Chennai Tour Packages
About Chennai :
Spreading from the mouth of the Cooum river in the north to the Lighthouse in the south, the Marina Beach is a 12-kilometer uninterrupted stretch of golden sands and foamy sea. Often regarded as the second longest beach in the world, this urban stretch in the coastal city of Chennai has a significant history that’s as old as the city.
Before the 16th century, the changing landscape of the coast was too premature to transform itself into the sandy beach that is seen today. There’s also evidence that when Fort St. George was built in 1640, the sea lay very close to its walls, lapping waves onto its ramparts. It was later, with the setting-up of the harbor, that the shore start accumulating sand thereby distancing itself from the sea. It is said that Sir Mountstuart Elphinstone Grant Duff, a British official, was captivated by the serene coast during his visit in 1870s. Later, upon his return as Governor General of Madras in 1881, he built a promenade along the beach with extensive layering, thereby modifying the landscape. The beach was thus given a facelift and an Italian name meaning harbor.

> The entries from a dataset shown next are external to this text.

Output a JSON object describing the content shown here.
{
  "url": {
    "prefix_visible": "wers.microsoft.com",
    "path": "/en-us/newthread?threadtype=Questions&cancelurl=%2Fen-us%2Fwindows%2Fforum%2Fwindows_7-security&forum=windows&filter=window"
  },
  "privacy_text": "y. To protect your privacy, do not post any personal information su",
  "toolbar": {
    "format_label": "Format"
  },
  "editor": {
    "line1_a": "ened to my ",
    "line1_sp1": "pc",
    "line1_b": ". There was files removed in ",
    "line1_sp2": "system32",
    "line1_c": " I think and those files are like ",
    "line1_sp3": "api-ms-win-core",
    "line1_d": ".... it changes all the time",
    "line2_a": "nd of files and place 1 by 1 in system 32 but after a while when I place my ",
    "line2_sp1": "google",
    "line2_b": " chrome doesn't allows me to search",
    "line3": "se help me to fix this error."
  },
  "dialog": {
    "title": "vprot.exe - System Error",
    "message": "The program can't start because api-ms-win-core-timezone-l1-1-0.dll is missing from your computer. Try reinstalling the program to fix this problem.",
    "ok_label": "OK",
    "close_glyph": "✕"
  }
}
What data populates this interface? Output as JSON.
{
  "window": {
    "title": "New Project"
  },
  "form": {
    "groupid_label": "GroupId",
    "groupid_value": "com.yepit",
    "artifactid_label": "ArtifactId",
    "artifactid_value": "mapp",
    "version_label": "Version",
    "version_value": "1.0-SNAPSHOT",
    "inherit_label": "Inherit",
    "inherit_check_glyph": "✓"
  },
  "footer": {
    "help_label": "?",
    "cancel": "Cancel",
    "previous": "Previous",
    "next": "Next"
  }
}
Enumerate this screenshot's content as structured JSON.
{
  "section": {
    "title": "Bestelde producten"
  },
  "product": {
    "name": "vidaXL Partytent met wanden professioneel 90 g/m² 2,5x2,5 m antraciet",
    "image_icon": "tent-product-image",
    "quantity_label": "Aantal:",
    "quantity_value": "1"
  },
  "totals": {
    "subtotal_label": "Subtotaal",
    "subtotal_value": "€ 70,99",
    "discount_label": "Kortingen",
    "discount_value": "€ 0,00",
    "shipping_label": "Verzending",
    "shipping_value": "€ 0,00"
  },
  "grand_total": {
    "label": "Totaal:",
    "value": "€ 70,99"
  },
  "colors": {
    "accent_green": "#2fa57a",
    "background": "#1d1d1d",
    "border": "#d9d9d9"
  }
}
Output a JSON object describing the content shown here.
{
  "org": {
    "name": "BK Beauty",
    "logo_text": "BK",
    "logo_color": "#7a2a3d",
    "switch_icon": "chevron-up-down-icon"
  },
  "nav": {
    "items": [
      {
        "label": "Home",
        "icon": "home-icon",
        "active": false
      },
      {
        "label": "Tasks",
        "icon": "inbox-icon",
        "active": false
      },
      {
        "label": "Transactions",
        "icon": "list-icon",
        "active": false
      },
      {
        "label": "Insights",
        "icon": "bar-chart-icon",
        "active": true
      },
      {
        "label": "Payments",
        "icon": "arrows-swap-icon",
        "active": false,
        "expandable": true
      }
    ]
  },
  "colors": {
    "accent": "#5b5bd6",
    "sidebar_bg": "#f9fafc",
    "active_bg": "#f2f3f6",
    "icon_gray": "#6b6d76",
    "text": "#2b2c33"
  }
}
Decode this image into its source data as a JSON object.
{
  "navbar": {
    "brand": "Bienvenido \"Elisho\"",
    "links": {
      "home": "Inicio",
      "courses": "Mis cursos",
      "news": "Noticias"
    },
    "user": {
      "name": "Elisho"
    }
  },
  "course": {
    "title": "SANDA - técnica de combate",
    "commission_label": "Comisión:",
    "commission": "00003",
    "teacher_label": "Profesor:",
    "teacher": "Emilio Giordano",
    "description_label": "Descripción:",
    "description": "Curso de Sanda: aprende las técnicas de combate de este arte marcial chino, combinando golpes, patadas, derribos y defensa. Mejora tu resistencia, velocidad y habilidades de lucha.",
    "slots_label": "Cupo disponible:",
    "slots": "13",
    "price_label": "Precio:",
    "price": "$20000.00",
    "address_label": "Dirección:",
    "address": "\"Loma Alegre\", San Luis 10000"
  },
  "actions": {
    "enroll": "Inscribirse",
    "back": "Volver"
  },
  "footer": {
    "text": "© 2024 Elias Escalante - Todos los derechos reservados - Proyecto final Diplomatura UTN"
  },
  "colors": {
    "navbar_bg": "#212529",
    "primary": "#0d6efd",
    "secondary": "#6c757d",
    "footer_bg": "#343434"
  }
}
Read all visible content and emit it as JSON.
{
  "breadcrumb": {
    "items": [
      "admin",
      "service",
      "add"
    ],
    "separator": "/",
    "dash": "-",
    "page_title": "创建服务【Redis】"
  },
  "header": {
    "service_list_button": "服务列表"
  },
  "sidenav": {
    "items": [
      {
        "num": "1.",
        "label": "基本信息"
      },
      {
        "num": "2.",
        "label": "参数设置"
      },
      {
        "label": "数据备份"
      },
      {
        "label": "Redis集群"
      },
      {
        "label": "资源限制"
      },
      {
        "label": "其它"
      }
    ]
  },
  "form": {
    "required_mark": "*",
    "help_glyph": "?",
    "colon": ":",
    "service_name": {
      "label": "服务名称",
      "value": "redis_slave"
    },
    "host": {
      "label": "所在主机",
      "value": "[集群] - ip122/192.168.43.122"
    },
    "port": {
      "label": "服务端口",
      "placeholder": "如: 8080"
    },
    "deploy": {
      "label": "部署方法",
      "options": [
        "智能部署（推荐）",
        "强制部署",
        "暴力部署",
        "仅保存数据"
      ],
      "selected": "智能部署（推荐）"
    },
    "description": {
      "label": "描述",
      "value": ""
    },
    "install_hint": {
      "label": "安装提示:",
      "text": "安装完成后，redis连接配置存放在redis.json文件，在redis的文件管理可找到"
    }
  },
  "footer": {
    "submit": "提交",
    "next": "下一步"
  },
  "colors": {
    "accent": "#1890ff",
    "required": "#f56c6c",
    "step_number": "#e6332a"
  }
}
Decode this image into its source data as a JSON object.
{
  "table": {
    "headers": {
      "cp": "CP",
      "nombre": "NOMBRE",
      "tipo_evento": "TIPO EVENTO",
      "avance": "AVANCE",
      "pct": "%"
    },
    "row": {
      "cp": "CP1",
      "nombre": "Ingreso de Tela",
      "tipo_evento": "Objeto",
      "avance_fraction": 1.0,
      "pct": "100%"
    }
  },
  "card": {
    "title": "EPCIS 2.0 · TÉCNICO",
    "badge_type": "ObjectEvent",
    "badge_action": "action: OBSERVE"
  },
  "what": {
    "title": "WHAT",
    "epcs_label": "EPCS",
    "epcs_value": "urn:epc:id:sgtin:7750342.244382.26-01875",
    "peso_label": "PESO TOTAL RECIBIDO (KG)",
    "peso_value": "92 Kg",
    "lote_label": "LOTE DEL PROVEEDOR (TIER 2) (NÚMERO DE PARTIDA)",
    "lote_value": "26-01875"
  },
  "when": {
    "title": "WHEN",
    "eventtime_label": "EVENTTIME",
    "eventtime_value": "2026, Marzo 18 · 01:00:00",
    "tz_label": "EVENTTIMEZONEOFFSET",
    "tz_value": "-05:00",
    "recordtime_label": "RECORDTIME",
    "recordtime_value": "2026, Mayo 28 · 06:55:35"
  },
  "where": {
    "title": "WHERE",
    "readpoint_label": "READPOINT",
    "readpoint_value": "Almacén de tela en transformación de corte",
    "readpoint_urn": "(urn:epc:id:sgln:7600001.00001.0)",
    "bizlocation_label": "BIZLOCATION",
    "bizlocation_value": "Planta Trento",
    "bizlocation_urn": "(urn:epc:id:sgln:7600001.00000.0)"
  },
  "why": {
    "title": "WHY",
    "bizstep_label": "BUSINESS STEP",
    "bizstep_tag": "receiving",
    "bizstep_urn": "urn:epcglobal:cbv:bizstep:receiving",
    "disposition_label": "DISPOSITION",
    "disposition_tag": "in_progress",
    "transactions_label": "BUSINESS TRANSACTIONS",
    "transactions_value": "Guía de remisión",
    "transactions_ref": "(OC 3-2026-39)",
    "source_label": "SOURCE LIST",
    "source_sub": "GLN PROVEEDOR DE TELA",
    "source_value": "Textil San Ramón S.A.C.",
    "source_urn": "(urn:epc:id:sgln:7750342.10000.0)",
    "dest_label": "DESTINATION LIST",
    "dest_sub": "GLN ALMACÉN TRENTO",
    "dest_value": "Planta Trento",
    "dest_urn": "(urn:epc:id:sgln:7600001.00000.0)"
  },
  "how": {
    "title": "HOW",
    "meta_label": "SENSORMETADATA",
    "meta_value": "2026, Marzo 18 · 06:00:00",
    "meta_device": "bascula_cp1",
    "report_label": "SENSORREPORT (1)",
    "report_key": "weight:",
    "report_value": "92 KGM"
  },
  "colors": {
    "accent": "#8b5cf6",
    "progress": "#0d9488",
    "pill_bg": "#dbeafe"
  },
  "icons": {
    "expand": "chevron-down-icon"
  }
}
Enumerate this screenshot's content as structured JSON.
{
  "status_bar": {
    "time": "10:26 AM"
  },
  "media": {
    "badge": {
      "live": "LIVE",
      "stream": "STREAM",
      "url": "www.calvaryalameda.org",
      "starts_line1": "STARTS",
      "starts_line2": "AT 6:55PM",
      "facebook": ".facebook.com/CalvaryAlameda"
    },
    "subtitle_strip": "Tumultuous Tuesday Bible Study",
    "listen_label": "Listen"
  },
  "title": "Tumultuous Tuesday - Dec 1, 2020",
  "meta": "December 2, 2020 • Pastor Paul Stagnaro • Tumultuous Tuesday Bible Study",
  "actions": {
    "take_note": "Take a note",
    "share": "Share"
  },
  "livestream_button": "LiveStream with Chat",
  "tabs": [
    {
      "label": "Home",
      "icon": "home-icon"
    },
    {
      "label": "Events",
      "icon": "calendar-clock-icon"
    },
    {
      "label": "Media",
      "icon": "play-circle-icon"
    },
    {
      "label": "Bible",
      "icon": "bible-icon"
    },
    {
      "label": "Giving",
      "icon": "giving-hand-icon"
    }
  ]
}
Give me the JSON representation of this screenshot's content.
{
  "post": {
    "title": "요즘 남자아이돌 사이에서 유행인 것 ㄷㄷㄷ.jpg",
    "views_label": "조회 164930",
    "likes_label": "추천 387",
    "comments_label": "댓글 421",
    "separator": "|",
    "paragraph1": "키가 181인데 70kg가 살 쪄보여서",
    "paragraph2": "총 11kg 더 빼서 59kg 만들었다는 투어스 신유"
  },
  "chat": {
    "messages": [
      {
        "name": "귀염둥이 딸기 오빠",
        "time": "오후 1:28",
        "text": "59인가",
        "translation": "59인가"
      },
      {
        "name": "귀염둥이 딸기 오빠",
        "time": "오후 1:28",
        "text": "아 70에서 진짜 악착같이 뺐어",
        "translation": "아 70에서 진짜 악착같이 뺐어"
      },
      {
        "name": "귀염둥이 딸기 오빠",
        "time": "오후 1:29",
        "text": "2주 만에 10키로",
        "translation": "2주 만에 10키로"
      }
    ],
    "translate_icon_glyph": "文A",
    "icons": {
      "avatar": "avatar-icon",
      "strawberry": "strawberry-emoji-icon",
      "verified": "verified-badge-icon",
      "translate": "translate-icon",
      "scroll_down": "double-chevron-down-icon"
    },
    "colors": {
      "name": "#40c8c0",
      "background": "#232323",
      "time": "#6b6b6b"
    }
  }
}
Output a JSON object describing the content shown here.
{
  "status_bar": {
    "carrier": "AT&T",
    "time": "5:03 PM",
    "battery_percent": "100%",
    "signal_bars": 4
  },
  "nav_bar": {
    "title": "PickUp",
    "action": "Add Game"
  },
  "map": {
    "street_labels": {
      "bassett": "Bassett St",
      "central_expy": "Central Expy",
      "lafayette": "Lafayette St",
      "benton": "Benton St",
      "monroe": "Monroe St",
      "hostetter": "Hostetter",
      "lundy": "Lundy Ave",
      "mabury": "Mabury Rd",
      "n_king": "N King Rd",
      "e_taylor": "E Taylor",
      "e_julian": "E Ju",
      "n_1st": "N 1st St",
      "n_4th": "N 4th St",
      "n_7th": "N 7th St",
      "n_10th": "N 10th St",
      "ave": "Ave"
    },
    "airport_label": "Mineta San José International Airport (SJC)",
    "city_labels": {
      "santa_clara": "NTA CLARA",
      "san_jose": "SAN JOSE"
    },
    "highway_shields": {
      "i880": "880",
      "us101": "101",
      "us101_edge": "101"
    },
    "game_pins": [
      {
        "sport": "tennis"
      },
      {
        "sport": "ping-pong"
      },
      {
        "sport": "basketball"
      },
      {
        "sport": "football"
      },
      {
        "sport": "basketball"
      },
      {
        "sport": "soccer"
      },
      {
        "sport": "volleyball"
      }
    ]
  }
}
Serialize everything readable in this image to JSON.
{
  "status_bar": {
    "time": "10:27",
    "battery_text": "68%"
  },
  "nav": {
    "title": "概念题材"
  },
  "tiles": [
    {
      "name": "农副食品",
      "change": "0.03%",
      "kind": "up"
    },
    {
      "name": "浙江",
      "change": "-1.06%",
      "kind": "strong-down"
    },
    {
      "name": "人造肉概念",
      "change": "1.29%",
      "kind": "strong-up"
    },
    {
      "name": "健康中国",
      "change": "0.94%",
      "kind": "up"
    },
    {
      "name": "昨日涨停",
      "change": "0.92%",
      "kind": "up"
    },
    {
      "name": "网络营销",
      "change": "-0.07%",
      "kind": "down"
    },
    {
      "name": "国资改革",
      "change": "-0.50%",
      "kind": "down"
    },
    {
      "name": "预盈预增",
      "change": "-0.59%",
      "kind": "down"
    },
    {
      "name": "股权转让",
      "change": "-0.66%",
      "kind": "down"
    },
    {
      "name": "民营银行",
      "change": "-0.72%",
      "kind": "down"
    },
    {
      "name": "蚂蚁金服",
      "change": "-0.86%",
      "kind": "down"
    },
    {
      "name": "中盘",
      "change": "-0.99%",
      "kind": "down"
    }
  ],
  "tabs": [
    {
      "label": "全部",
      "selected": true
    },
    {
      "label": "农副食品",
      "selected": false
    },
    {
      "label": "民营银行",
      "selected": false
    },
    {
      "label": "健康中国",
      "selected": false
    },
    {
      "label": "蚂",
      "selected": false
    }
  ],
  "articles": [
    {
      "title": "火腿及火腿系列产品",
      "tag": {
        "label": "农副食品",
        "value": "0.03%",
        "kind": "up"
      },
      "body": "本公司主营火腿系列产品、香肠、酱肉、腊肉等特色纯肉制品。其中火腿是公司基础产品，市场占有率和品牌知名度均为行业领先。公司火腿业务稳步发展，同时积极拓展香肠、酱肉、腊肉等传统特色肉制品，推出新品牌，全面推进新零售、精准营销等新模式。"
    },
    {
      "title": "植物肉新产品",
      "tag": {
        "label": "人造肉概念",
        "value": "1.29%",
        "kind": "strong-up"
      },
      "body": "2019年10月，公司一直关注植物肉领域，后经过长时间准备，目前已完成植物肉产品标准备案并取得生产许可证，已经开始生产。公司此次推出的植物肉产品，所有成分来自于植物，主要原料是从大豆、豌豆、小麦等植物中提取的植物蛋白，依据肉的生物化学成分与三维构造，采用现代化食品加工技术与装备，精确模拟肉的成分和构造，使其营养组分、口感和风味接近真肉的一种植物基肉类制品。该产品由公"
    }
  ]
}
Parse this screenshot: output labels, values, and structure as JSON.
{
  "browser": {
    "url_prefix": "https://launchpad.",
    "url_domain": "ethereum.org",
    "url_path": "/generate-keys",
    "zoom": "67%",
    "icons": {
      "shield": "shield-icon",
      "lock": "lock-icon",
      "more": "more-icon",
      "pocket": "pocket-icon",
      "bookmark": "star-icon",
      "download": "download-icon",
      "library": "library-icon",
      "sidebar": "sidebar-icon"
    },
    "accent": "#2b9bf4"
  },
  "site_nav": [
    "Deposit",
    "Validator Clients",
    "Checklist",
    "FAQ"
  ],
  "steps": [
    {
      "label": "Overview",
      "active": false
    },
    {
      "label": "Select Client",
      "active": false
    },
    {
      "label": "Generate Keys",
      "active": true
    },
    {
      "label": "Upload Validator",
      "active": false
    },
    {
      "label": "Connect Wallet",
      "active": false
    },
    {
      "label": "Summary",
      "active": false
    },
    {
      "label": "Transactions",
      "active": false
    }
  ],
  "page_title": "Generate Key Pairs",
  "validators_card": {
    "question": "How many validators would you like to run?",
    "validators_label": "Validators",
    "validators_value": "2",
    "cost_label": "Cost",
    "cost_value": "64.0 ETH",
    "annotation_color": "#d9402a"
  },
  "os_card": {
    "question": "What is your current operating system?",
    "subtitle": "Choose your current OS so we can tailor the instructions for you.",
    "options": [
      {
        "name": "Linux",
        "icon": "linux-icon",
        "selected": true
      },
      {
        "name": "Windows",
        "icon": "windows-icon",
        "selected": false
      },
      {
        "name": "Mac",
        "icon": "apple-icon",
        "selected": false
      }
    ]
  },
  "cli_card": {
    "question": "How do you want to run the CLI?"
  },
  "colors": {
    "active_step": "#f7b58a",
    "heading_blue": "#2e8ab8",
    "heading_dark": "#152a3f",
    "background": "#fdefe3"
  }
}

The 19th-century saw several landmarks being built along the promenade, facing the sea. Some of the most significant ones are the University of Madras, Lady Willingdon Institute, Queen Mary’s College and the All India Radio. Most of the city’s Indo-Saracenic architectural masterpieces can be found along this stretch, making a ride along this road incredibly scenic. The country’s first aquarium, built in October 1909, is currently being renovated from its dank interiors to accommodate a state-of-the-art facility. One significant building close to the beach is the Ice House – erected in 1842 to store large blocks of ice imported from America. Following the construction of local ice factories, it was later converted into a home for Brahmin widows. The Ice house was renamed Vivekananda House in 1863 and now hosts several art displays and religious discourses.